A couple hours earlier, Fertitta, who is in remission after a year of treatment, told the audience at the annual Bobby Mitchell Hall of Fame Classic that he had taken more than 2,000 pills to battle leukemia, which according to the Leukemia & Lymphoma Society is the leading cause of cancer death among children under 20.
More than 40 Hall of Famers, including Bill Russell, Gale Sayers, Sam Huff and Sonny Jurgensen, donated their time for the three-day fundraiser at the Lansdowne Resort that culminated Sunday with a golf tournament. A group of four golfers paid $6,500 to play a round with one Hall of Famer.
"You get emotional when you see them," said Huff, who played linebacker for the Giants and Redskins. "When you see a young kid who has no idea how long he can live, to get up behind a microphone and to be happy and tell you about his illness and tell you about how many pills he takes a day, it tells you about his experience fighting leukemia."
The tournament raised $680,000. Over 15 years, the event has raised more than $4 million. The Leukemia & Lymphoma Society has raised approximately $411 million since 1949, with the money going toward research and to help transition children such as Fertitta back to school. Fertitta returned to Floris Elementary School in Herndon after approximately eight months of treatment.
"As a parent there's a lot of decisions you have to make in a very short time. It's overwhelming. The Leukemia Society helped us through all of it," said Pamela Fertitta, Paul's mother.
On Sunday, Mitchell's team won the tournament with a score of 53, two shots ahead of Lenny Moore's group.
At the barbecue afterward, Mitchell paused more than once to fight tears as he spoke of Saturday night's banquet where those in attendance viewed a film detailing progress in research. The film reported that five-year survival rates are 86 percent, up 82 percent from the 1960s. Then the screen showed faces of 10 children and asked the audience which two it was willing to let die.

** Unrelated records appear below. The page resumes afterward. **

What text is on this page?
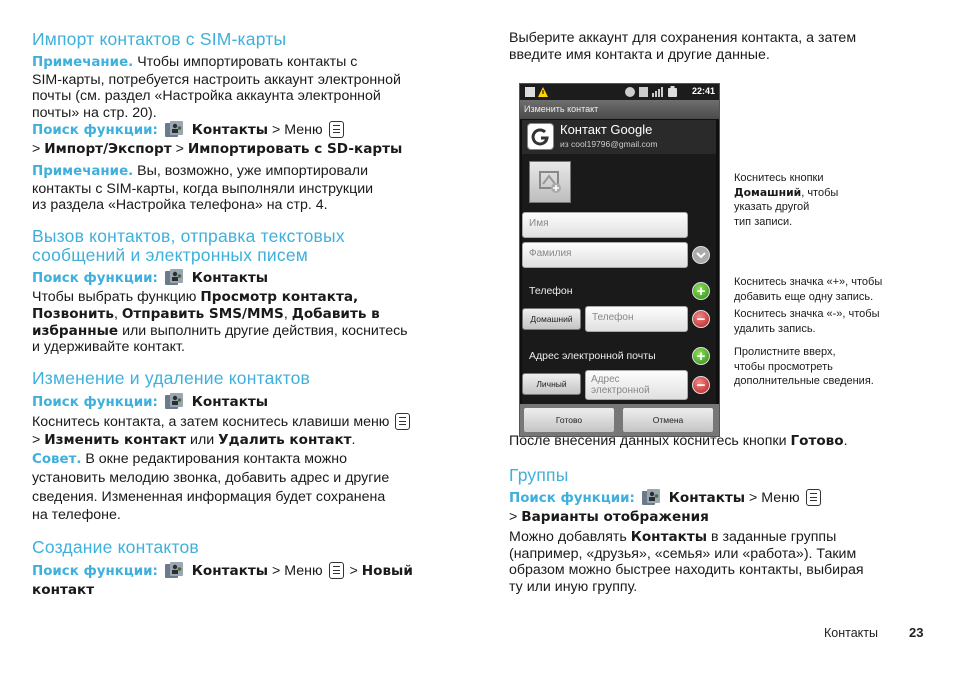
Импорт контактов с SIM-карты

Примечание. Чтобы импортировать контакты с
SIM-карты, потребуется настроить аккаунт электронной
почты (см. раздел «Настройка аккаунта электронной
почты» на стр. 20).

Поиск функции: Контакты > Меню

> Импорт/Экспорт > Импортировать с SD-карты

Примечание. Вы, возможно, уже импортировали
контакты с SIM-карты, когда выполняли инструкции
из раздела «Настройка телефона» на стр. 4.

Вызов контактов, отправка текстовых
сообщений и электронных писем

Поиск функции: Контакты

Чтобы выбрать функцию Просмотр контакта,
Позвонить, Отправить SMS/MMS, Добавить в
избранные или выполнить другие действия, коснитесь
и удерживайте контакт.

Изменение и удаление контактов

Поиск функции: Контакты

Коснитесь контакта, а затем коснитесь клавиши меню

> Изменить контакт или Удалить контакт.

Совет. В окне редактирования контакта можно
установить мелодию звонка, добавить адрес и другие
сведения. Измененная информация будет сохранена
на телефоне.

Создание контактов

Поиск функции: Контакты > Меню
> Новый
контакт

Выберите аккаунт для сохранения контакта, а затем
введите имя контакта и другие данные.

22:41
Изменить контакт
Контакт Google
из cool19796@gmail.com
Имя
Фамилия
Телефон	+
Домашний	Телефон	−
Адрес электронной почты	+
Личный	Адрес
электронной	−
Готово	Отмена
Коснитесь кнопки
Домашний, чтобы
указать другой
тип записи.
Коснитесь значка «+», чтобы
добавить еще одну запись.
Коснитесь значка «-», чтобы
удалить запись.
Пролистните вверх,
чтобы просмотреть
дополнительные сведения.

После внесения данных коснитесь кнопки Готово.

Группы

Поиск функции: Контакты > Меню

> Варианты отображения

Можно добавлять Контакты в заданные группы
(например, «друзья», «семья» или «работа»). Таким
образом можно быстрее находить контакты, выбирая
ту или иную группу.

Контакты 23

"I used over 10 tissues after watching the video," Paul Fertitta said.
Fertitta was living the normal, active lifestyle of an 8-year-old last year, enjoying his summer, participating in sports and outings with family and friends. His parents, however, couldn't ignore how yellow his skin looked against his white tae kwon do uniform. He got occasional fevers and grew tired easily.

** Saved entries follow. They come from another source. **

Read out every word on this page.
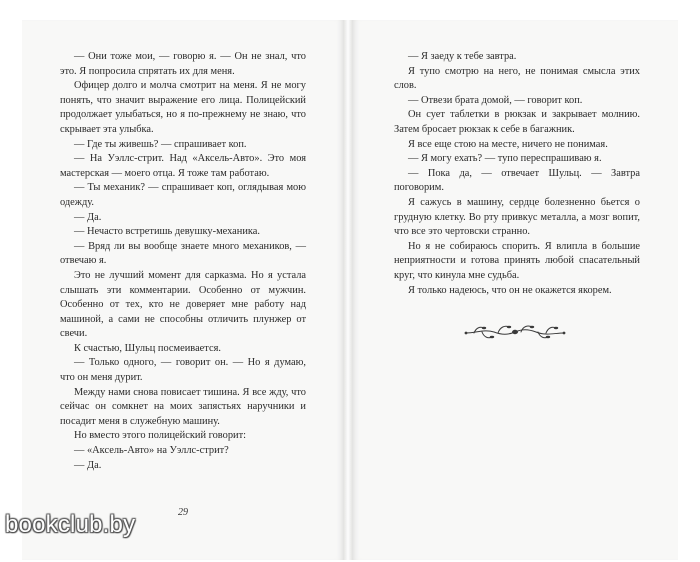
— Они тоже мои, — говорю я. — Он не знал, что это. Я попросила спрятать их для меня.

Офицер долго и молча смотрит на меня. Я не могу понять, что значит выражение его лица. Полицейский продолжает улыбаться, но я по-прежнему не знаю, что скрывает эта улыбка.

— Где ты живешь? — спрашивает коп.

— На Уэллс-стрит. Над «Аксель-Авто». Это моя мастерская — моего отца. Я тоже там работаю.

— Ты механик? — спрашивает коп, оглядывая мою одежду.

— Да.

— Нечасто встретишь девушку-механика.

— Вряд ли вы вообще знаете много механиков, — отвечаю я.

Это не лучший момент для сарказма. Но я устала слышать эти комментарии. Особенно от мужчин. Особенно от тех, кто не доверяет мне работу над машиной, а сами не способны отличить плунжер от свечи.

К счастью, Шульц посмеивается.

— Только одного, — говорит он. — Но я думаю, что он меня дурит.

Между нами снова повисает тишина. Я все жду, что сейчас он сомкнет на моих запястьях наручники и посадит меня в служебную машину.

Но вместо этого полицейский говорит:

— «Аксель-Авто» на Уэллс-стрит?

— Да.

29

— Я заеду к тебе завтра.

Я тупо смотрю на него, не понимая смысла этих слов.

— Отвези брата домой, — говорит коп.

Он сует таблетки в рюкзак и закрывает молнию. Затем бросает рюкзак к себе в багажник.

Я все еще стою на месте, ничего не понимая.

— Я могу ехать? — тупо переспрашиваю я.

— Пока да, — отвечает Шульц. — Завтра поговорим.

Я сажусь в машину, сердце болезненно бьется о грудную клетку. Во рту привкус металла, а мозг вопит, что все это чертовски странно.

Но я не собираюсь спорить. Я влипла в большие неприятности и готова принять любой спасательный круг, что кинула мне судьба.

Я только надеюсь, что он не окажется якорем.

bookclub.by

Fertitta also had grown used to dealing with constant nosebleeds by himself, but then there was one that wouldn't stop. It prompted a trip to the doctor's office, where he had blood tests. On July 20, 2004, Fertitta was diagnosed with acute lymphocytic leukemia, the most common form of leukemia in children. More tests, hospital visits and chemotherapy followed.
"He's one of our success stories so far," said Donna McKelvey, executive director of the national capital area chapter of the Leukemia & Lymphoma Society. "He still has to take his medications, and he still goes in to the doctor's office. He looks healthy, but he's still got 18 months to go."

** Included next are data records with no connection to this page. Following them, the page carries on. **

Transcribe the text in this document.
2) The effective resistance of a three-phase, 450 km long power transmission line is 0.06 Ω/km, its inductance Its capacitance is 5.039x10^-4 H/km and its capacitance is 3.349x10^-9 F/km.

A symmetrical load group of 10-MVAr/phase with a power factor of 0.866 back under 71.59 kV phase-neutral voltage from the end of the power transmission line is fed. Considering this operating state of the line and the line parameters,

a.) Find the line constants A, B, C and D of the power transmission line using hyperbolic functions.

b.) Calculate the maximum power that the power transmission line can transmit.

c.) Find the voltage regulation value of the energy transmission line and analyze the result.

Fertitta was initially uneasy with the treatment, which includes many shots and pills, but he appreciates the work that others have done for him. After the event Sunday, Fertitta was showing off the golf ball that Jurgensen gave him. The family also was presented a trip to France at Saturday's auction after the winning bidder, who spent $17,000, gave the prize to the Fertittas.
"You see the work of Bobby, the money that's [used] for the Leukemia & Lymphoma Society, and the people that come to this thing," Jurgensen said. "You see the money is doing some good. You see how much they are appreciative of it."
When Mitchell finished his speech on Sunday, he handed Paul Fertitta his golf bag. It was another gift to a child who had endured much in a year.
"He still smiles, and he looks at you, and he's happy because he has hope," Huff said of Fertitta.
"What we're doing can help [others with the disease]. That's his hope."